Wednesday, July 10, 2013

What Ramadhan Means.



Important: I need tabs for this song. Please. Anybody.



Ramadhan has arrived again. So begins the whole Sahur and Iftar routine.

As usual, an event of this magnitude leads to a flood of Facebook updates reminding us of what this month means and so on. Unfortunately, I cannot bring myself to accept most of what is being said.

See, when I was a kid, I never had things explained to me. I believe that my parents would like me to come up with my own conclusion to what is and what is not. Ramadhan was one of those things. My mother never sat me down and told me I needed to fast because of so and so reason. It was expected of me and at the young age of five (Or was it six?) I had already successfully completed a whole month of fasting.

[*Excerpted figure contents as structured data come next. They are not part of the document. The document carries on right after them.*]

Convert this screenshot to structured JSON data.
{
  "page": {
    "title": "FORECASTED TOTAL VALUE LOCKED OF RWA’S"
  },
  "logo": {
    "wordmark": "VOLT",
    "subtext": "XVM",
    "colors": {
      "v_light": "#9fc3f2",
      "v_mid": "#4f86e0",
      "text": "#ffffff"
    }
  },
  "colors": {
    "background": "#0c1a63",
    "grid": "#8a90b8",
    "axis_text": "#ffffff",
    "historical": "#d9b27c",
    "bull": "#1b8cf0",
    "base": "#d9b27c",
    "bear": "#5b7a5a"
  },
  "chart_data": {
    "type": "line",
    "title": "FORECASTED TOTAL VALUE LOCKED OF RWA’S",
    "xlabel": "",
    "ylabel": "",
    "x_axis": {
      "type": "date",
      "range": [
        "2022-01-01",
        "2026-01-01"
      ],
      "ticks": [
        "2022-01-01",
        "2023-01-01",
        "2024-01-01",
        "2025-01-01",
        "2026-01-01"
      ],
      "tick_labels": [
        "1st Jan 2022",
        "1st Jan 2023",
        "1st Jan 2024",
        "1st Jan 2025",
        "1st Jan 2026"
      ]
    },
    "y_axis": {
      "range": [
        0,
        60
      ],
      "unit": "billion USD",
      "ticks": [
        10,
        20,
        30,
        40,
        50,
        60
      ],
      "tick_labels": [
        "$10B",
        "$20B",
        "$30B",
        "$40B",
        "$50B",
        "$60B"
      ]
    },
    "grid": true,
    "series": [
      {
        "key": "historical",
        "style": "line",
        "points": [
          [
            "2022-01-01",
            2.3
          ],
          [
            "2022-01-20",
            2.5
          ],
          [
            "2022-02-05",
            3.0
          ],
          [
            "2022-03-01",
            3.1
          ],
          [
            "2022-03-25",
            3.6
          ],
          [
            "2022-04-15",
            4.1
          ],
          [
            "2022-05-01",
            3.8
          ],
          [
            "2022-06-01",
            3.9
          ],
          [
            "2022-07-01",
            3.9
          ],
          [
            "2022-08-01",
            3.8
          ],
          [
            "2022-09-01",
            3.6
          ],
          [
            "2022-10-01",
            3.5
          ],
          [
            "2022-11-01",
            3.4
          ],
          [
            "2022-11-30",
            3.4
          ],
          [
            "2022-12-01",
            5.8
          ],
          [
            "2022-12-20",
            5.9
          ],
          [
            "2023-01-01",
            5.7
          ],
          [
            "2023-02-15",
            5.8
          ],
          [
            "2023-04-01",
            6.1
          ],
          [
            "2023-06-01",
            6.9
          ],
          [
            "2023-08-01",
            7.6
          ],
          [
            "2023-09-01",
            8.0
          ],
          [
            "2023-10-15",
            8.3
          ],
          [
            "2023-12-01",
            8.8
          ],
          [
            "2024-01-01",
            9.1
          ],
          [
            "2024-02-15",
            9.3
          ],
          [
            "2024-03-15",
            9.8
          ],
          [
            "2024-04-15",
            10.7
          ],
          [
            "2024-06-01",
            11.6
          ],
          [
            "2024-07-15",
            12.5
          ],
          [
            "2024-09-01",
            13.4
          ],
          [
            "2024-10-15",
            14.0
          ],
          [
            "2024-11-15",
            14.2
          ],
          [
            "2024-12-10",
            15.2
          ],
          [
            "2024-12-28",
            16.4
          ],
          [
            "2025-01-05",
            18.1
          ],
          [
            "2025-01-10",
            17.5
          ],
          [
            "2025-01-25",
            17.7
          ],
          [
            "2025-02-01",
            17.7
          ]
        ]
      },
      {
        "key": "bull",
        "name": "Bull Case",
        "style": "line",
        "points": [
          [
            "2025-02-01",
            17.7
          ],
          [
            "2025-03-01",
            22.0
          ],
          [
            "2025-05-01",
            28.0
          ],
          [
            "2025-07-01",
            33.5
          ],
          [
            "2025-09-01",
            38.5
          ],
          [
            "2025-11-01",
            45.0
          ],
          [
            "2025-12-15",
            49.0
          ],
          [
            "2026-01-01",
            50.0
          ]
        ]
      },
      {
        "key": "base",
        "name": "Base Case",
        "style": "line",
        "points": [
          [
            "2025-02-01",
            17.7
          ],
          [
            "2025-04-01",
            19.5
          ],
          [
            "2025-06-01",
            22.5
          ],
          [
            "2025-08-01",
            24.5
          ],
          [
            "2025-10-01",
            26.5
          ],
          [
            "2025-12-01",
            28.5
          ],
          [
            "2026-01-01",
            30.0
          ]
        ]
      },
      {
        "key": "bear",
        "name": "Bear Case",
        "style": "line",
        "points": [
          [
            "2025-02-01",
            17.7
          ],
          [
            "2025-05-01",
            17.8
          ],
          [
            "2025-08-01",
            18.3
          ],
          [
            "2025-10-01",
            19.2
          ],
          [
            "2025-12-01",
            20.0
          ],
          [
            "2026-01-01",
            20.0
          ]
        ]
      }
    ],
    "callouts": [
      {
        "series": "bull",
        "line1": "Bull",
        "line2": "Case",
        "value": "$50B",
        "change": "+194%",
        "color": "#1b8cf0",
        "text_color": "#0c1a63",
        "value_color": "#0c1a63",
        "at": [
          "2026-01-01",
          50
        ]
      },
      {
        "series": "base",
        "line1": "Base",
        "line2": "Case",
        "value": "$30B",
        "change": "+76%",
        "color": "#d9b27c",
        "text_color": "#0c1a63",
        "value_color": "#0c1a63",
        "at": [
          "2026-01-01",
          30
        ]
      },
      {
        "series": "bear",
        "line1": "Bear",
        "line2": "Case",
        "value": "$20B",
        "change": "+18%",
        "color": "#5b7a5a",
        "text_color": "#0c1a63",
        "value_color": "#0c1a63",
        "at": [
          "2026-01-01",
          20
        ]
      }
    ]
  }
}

Enough with the reminiscing. Over the years, I've tried to explain to a multitude of people on why exactly I fast. I was never the person who was comfortable being in a Muslim Malay community, so I always found myself fasting in a society that thought that the act was quite simply; fucked up.

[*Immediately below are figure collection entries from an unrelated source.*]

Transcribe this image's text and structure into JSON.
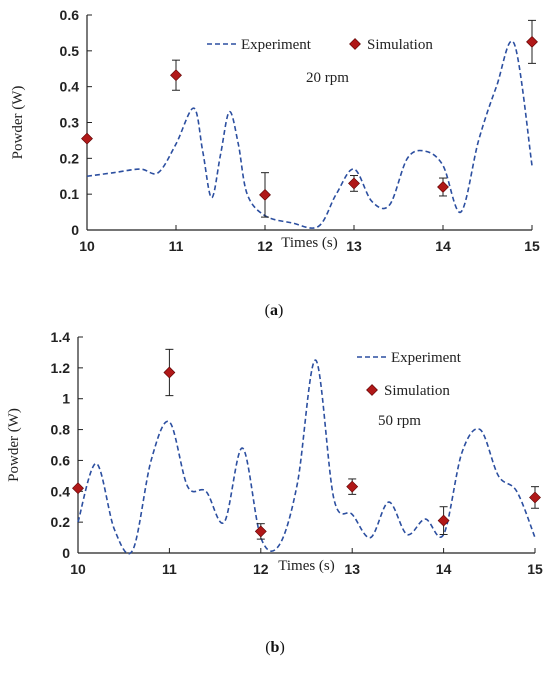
{
  "chart_data": [
    {
      "type": "line",
      "caption_letter": "a",
      "annotation": "20 rpm",
      "xlabel": "Times (s)",
      "ylabel": "Powder (W)",
      "xlim": [
        10,
        15
      ],
      "ylim": [
        0,
        0.6
      ],
      "xticks": [
        "10",
        "11",
        "12",
        "13",
        "14",
        "15"
      ],
      "yticks": [
        "0",
        "0.1",
        "0.2",
        "0.3",
        "0.4",
        "0.5",
        "0.6"
      ],
      "legend": [
        "Experiment",
        "Simulation"
      ],
      "legend_position": "top",
      "grid": false,
      "series": [
        {
          "name": "Experiment",
          "style": "dashed",
          "color": "#2c4fa0",
          "x": [
            10.0,
            10.3,
            10.6,
            10.8,
            11.0,
            11.2,
            11.3,
            11.4,
            11.5,
            11.6,
            11.7,
            11.8,
            12.0,
            12.3,
            12.6,
            12.8,
            13.0,
            13.2,
            13.4,
            13.6,
            13.8,
            14.0,
            14.2,
            14.4,
            14.6,
            14.8,
            15.0
          ],
          "y": [
            0.15,
            0.16,
            0.17,
            0.16,
            0.24,
            0.34,
            0.22,
            0.09,
            0.21,
            0.33,
            0.24,
            0.1,
            0.04,
            0.02,
            0.01,
            0.1,
            0.17,
            0.08,
            0.07,
            0.2,
            0.22,
            0.18,
            0.05,
            0.25,
            0.4,
            0.52,
            0.18
          ]
        },
        {
          "name": "Simulation",
          "style": "marker",
          "color": "#b01818",
          "x": [
            10,
            11,
            12,
            13,
            14,
            15
          ],
          "y": [
            0.255,
            0.432,
            0.098,
            0.13,
            0.12,
            0.525
          ],
          "error": [
            0,
            0.042,
            0.062,
            0.022,
            0.025,
            0.06
          ]
        }
      ]
    },
    {
      "type": "line",
      "caption_letter": "b",
      "annotation": "50 rpm",
      "xlabel": "Times (s)",
      "ylabel": "Powder (W)",
      "xlim": [
        10,
        15
      ],
      "ylim": [
        0,
        1.4
      ],
      "xticks": [
        "10",
        "11",
        "12",
        "13",
        "14",
        "15"
      ],
      "yticks": [
        "0",
        "0.2",
        "0.4",
        "0.6",
        "0.8",
        "1",
        "1.2",
        "1.4"
      ],
      "legend": [
        "Experiment",
        "Simulation"
      ],
      "legend_position": "top-right",
      "grid": false,
      "series": [
        {
          "name": "Experiment",
          "style": "dashed",
          "color": "#2c4fa0",
          "x": [
            10.0,
            10.2,
            10.4,
            10.6,
            10.8,
            11.0,
            11.2,
            11.4,
            11.6,
            11.8,
            12.0,
            12.2,
            12.4,
            12.6,
            12.8,
            13.0,
            13.2,
            13.4,
            13.6,
            13.8,
            14.0,
            14.2,
            14.4,
            14.6,
            14.8,
            15.0
          ],
          "y": [
            0.2,
            0.58,
            0.15,
            0.02,
            0.6,
            0.85,
            0.43,
            0.4,
            0.2,
            0.68,
            0.1,
            0.05,
            0.45,
            1.25,
            0.35,
            0.25,
            0.1,
            0.33,
            0.12,
            0.22,
            0.12,
            0.65,
            0.8,
            0.5,
            0.4,
            0.1
          ]
        },
        {
          "name": "Simulation",
          "style": "marker",
          "color": "#b01818",
          "x": [
            10,
            11,
            12,
            13,
            14,
            15
          ],
          "y": [
            0.42,
            1.17,
            0.14,
            0.43,
            0.21,
            0.36
          ],
          "error": [
            0,
            0.15,
            0.05,
            0.05,
            0.09,
            0.07
          ]
        }
      ]
    }
  ]
}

I'm not embarrassed to say that I at times, decide to disregard everything and have a smoke while fasting. Or a meal or whatever. I reveal that fact because I don't want people to see me as a model Muslim who has all the answers. I don't and if you're looking for the rantings of a straight-edge Muslim, then I must regretfully show you the door. What I have are theories which I have gathered having lived the life of an average person.

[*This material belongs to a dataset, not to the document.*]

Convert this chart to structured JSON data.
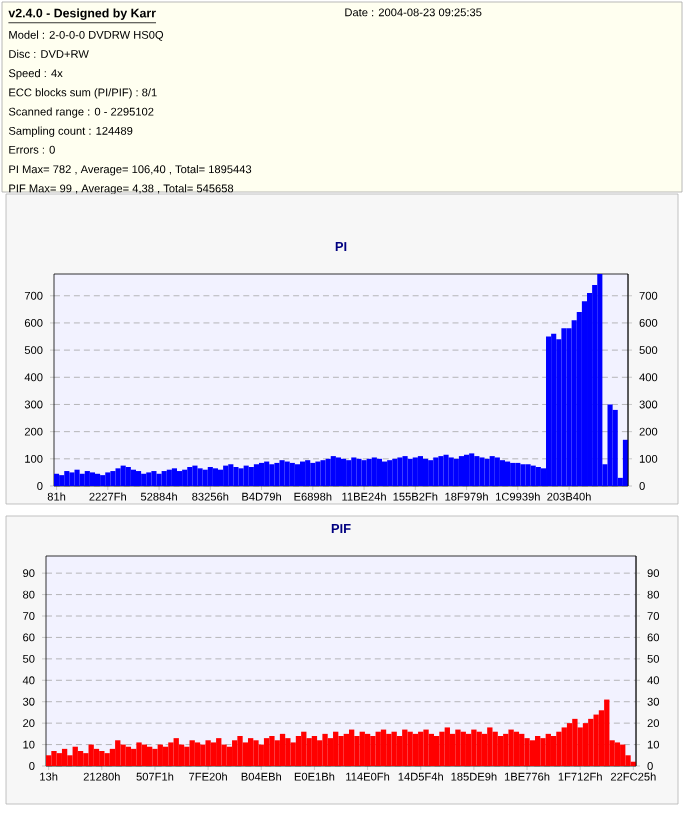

I never looked at Ramadhan as a test. I do not regard it as something in which God almighty expects me to do to prove to others of my identity as a Muslim. I don't do it because I fear God's wrath, I don't do it because I want to ensure myself a place in good ol' heaven. I see that as something very superficial.

If I were to explain the whole logic behind fasting to my child, I wouldn't tell him/her that it is simply because we are Muslims and that it is expected of us. If I were to do so, I will see myself as a failed parent because I am supposed to have a clear answer for my children. Instead; I will tell him/her this:

Ramadhan is the month where you realise how human you are. That's it. It's a month where you subject yourself to the deprivation of basic sustenance and luxury. Why? So that you have the golden opportunity to put yourself in the shoes of the unfortunate and wear them for a month.

However, that itself is superficial. You hunger, you thirst, you crave a smoke. Personally, that wouldn't even matter if you do not further understand the implication. I'll take myself as an example because I put myself on the very last step when it comes to self control. While I fast, I get these thoughts. Thoughts of having a smoke, thoughts of having a drink and so on. Now, all this shows that no matter who I am, no matter how high my social standing is, while I fast, none of it matters. I go through the day the same way some homeless, hungry person does. Perhaps I am even weaker than that person because I am privileged enough to know deep down that I have that option back home.

Ramadhan makes me realise how weak I am. It's amazing because I find out about these weaknesses through communication with none other but my own self. I don't need to have people come up to me and tell me that I lack so and so qualities, just through this simple process, I am exposed to the insufficiencies of my own character. That's what makes Ramadhan so beautiful.

Quite obviously, I cannot broach the topic of Tarawikh without pretending not to be a hypocrite. But allow me to say this, Tarawikh is the least of my concern. Just by fasting, I am assaulted by these revelations which forces me to come to terms with my weakness. To be reminded at every waking moment of how flawed one is... A blessing. I doubt that my words make much sense but for what it's worth, it hits me like a sack of bricks to the face.

This is the reason which makes me feel so appalled when a person questions another about not performing Tarawikh. Or not staying up for Qiyam. There're so many aspects to Ramadhan and it differs from one person and the other. Don't frown upon some other person just because he or she does not observe the month as you do.

Perhaps he/she has a greater sense of fulfillment that you. Food for thought, maybe.